The Herald (Zimbabwe)

Ecobank’s half-year income jumps 104 percent

- Enacy Mapakame Business Reporter

PAN-AFRICAN bank, Ecobank’s total income in Zimbabwe for the half-year to June 30, 2017 jumped 104 percent to $25 million on increased trade finance activities, reduced cost of funds and increased customer base. After tax profit rose 235 percent to $11, 4 million from $3, 4 million in the comparable prior year on an increase in income.

Net interest income grew by 70 percent year-on-year on the back of increased interest earning assets, despite reductions in the overall lending rates in line with central bank policy.

Ecobank managing director Mr Moses Kurenjekwa, said the growth in net interest earned was due to the increase in non-interest bearing deposits and reduction of fixed term deposits.

“These efforts have eased the bank’s cost of funds, which alleviated the impact of falling lending margins due to regulatory and market forces.

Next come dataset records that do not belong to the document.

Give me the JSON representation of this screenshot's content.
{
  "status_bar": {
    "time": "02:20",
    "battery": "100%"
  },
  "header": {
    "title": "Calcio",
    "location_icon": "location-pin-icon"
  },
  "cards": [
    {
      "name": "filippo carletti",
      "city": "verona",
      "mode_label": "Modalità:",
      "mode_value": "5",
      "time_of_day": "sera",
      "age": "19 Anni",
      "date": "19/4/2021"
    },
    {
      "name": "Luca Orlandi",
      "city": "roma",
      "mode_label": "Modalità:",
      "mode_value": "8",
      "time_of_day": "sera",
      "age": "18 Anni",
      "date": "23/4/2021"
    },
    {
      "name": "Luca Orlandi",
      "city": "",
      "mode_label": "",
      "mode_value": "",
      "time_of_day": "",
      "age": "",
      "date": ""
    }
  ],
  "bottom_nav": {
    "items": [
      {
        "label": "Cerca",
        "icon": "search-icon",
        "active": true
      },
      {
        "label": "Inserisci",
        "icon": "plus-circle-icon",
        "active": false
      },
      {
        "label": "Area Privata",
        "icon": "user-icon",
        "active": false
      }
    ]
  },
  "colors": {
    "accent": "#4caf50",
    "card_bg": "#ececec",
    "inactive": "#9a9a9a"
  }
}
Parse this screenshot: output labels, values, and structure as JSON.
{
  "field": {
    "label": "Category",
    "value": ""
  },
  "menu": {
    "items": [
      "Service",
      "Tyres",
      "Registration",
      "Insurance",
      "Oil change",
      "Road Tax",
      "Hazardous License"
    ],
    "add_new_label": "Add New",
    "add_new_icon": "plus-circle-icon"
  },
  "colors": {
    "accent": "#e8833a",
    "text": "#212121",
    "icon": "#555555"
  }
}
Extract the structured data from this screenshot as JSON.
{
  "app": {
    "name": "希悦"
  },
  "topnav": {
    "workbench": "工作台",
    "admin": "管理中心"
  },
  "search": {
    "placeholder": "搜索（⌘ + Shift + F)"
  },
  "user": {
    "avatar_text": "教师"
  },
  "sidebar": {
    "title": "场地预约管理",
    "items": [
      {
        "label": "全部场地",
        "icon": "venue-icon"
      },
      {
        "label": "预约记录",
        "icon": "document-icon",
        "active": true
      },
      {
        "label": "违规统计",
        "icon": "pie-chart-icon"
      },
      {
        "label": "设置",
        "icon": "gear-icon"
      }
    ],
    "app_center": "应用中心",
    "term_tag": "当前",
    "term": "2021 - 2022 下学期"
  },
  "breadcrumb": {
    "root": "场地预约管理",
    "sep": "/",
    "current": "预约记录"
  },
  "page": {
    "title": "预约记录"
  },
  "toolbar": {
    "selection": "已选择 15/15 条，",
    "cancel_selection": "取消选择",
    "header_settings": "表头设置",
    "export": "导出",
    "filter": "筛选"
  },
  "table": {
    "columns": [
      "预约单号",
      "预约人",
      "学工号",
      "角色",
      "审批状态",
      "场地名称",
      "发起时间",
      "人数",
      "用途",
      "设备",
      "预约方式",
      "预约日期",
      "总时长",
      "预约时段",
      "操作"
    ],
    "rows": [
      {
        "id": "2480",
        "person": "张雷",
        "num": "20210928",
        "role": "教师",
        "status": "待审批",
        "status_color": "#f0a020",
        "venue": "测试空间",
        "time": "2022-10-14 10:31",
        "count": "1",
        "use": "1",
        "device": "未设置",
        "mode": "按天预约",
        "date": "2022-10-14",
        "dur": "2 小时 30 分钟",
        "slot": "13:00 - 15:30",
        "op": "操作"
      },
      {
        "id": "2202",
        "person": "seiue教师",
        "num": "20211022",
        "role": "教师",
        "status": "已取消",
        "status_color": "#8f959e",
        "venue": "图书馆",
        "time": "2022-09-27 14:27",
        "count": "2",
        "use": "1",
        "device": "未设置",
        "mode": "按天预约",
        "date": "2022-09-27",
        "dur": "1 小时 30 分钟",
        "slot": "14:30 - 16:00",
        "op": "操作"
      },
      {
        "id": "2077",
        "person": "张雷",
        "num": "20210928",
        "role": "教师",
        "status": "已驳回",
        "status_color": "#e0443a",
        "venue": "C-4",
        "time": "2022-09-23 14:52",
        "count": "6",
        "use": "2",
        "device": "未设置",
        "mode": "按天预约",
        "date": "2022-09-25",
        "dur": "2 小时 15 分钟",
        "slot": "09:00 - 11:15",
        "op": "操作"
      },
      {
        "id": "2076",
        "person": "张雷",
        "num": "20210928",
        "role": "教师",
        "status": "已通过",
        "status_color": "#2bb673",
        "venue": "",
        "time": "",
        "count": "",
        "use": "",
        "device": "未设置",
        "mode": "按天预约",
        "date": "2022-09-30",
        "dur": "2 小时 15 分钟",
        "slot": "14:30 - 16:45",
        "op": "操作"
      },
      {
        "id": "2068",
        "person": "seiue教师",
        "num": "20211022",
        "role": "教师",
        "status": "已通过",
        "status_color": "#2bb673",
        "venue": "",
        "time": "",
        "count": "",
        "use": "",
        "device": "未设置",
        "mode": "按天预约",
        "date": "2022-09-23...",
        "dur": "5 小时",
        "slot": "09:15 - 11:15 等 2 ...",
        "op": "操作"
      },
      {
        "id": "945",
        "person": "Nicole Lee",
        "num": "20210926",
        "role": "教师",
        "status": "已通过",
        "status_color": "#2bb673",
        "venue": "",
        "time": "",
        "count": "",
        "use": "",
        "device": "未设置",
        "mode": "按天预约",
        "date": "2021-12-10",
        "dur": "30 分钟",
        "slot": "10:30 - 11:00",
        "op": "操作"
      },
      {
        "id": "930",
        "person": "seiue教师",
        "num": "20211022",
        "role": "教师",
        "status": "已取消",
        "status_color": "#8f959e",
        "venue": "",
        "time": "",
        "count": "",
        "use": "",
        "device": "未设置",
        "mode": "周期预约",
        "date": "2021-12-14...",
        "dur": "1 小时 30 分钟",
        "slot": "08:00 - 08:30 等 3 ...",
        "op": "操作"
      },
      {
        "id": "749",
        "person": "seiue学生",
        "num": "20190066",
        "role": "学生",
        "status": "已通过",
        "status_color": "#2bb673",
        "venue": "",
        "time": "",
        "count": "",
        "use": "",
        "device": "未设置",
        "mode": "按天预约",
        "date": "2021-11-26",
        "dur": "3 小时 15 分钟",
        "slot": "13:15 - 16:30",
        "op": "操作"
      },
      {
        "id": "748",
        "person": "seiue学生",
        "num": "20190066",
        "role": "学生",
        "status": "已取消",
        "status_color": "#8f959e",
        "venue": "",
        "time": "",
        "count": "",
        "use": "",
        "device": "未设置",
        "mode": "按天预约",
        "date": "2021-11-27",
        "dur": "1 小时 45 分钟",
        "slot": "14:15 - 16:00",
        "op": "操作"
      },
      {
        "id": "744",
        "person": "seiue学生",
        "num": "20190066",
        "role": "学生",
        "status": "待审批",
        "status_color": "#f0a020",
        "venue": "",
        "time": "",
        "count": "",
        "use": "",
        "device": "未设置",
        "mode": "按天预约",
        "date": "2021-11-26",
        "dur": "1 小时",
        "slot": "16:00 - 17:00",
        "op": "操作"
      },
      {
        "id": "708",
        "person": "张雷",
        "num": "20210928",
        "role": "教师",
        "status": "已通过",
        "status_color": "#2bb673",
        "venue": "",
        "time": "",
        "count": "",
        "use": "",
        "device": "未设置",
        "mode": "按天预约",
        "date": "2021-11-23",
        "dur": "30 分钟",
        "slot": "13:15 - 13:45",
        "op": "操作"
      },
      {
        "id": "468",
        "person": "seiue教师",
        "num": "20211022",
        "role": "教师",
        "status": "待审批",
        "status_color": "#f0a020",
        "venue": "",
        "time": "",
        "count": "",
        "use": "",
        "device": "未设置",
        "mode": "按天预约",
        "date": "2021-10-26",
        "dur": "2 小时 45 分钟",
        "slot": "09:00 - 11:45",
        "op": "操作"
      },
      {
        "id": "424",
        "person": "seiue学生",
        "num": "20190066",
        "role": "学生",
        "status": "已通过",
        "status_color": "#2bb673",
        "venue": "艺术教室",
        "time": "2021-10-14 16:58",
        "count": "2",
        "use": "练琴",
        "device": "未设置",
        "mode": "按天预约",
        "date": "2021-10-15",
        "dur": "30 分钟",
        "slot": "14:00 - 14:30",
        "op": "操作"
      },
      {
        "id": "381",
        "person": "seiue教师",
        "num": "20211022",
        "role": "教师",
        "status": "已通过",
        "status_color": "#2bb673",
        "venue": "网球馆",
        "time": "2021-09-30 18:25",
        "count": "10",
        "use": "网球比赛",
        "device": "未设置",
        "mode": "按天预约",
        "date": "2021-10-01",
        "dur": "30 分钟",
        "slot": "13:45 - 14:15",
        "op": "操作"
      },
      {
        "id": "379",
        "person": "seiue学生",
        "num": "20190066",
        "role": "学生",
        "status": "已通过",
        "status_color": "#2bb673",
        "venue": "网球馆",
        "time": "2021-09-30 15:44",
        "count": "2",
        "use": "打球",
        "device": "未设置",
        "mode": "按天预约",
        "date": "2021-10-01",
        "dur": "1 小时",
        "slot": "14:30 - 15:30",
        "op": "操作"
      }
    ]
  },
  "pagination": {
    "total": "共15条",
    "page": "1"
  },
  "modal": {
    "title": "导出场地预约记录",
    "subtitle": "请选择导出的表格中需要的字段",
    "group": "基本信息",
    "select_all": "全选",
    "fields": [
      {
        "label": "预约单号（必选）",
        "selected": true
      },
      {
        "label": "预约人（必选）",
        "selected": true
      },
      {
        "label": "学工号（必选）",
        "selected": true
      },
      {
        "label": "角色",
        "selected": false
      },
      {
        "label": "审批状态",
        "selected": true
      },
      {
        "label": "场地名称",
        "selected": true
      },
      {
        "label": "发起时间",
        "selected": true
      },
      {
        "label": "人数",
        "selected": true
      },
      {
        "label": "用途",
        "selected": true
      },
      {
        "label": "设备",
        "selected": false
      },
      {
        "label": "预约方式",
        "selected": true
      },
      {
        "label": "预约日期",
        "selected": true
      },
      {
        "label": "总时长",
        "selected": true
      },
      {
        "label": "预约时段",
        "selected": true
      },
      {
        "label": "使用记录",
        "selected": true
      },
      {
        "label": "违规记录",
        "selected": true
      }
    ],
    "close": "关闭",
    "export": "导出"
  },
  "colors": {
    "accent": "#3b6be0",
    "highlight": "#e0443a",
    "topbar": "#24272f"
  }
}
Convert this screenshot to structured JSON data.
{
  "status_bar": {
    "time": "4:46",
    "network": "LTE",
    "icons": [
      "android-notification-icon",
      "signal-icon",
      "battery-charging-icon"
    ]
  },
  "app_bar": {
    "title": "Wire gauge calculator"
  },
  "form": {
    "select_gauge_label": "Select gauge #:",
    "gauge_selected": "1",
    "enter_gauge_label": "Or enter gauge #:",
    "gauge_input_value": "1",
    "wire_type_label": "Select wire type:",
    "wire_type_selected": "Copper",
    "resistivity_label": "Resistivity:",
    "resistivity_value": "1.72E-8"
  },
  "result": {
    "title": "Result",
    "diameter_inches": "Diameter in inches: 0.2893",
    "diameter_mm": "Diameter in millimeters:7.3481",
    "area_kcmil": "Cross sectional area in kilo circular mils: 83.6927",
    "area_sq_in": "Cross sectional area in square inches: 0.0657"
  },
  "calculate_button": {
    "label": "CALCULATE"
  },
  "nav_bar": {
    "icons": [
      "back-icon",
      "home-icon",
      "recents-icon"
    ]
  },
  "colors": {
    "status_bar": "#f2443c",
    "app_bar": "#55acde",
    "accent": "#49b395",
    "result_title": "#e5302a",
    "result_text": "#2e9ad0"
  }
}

“Furthermor­e, the growth in net interest income is in line with the higher quality of the earning assets portfolio which has improved through recoveries of non-performing loans, resulting in a drop in the non-performing loans (NPL) ratio from 3 percent in June 2016, to 1 percent in the last quarter of 2016 which has been sustained throughout the half year period,” he said.

Kurenjekwa indicated that the bank had recovered $4 million of previously written off loans on the back aggressive debt recovery measures.

Non-interest income registered a year-onyear growth of 43 percent driven by a growing structured trade finance portfolio, higher customer transactio­n volumes on electronic channels in response to cash shortages and increased income from foreign currency switches.

In light of this, revenue growth out-paced operating expenses resulting in an improvemen­t of cost to income ratio to 41 percent from 51 percent in the same period last year.

Loans and advances rose 24 percent to $164, 2 million while total deposits decreased by 4, 5 percent to $314, 6 million.

Total assets of $397 million represent a neutral growth of under 1 per cent on the December 2016 position, but a positive 50 per cent yearon-year growth from June 2016.

“The positive results generally provide opportunit­y for further prudent lending within the second half of the year,” said Kurenjekwa.

The bank’s total Treasury Bill stock rose 48 percent to $90 million.